No greeting. No "how are you." Just straight to business, as always.

"I remember, Dad."

"Carlsen's son will be there. Recently divorced, works in venture capital. I told his father you'd be happy to sit with them at dinner."

I stopped walking, my free hand clenching at my side. "You're setting me up? Without asking me?"

"I'm providing you with an opportunity. You're twenty-five, Gabrielle. It's time to start thinking strategically about your future."

Strategically. Like marriage was a business merger. Like my value could be calculated in terms of connections and potential grandchildren.

"I'm focusing on my career right now."

"Yes, I heard about your presentation today." His tone sharpened. "Richard Brown called me. Said it was adequate but that your attention to detail needs work."

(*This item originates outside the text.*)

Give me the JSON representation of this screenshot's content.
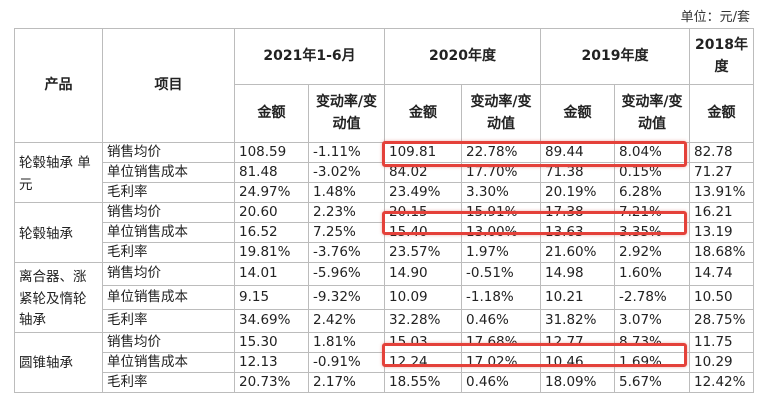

The betrayal hit me like a physical blow. Mr. Brown had called my father. To report on my performance like I were a child whose parent-teacher conference hadn't gone well.

"I didn't know you and Mr. Brown were in touch," I managed.

"Richard and I have maintained a professional relationship despite my... setbacks. He's doing me a favor, keeping an eye on you. Making sure you don't embarrass the family name further."

Further. As if I'd been the one to commit securities fraud. As if I'd been the one to destroy everything.

"I have to go, Dad." My voice came out flat, dead. "I'll see you at the gala."

I ended the call before he could respond and stood on the dark sidewalk, shaking with rage and humiliation and something that felt terrifyingly close to grief.

He would never see me. Would never look at me and see a person instead of an extension of himself, a chess piece to be moved around his shrinking board.

I could work myself to death at that firm, could single-handedly save their quarterly profits, and he'd still only see his disappointing daughter who needed to be managed.

The rain started—cold, fat drops that splattered against my coat and ran down my face. Or maybe those were tears. I couldn't tell anymore.

I walked the rest of the way home in the rain, not bothering to hurry. By the time I reached my building, I was soaked through and shivering.

My apartment felt emptier than usual. I peeled off my wet clothes, wrapped myself in a robe, and stood at the window with a cup of tea I didn't really want.

The street below was quiet. No black SUV. No watchers in the shadows. Just puddles reflecting streetlights and the occasional car swishing past on the wet asphalt.

I should have felt relieved. Instead, I felt foolish. Paranoid. Exactly as crazy as I'd accused myself of being.

But underneath the self-recrimination, something else lingered. A memory of green eyes in a coffee shop. A presence that had felt, for one electric moment, like being truly seen.

I pressed my forehead against the cold glass and watched the empty street, feeling more alone than I'd ever felt in my life.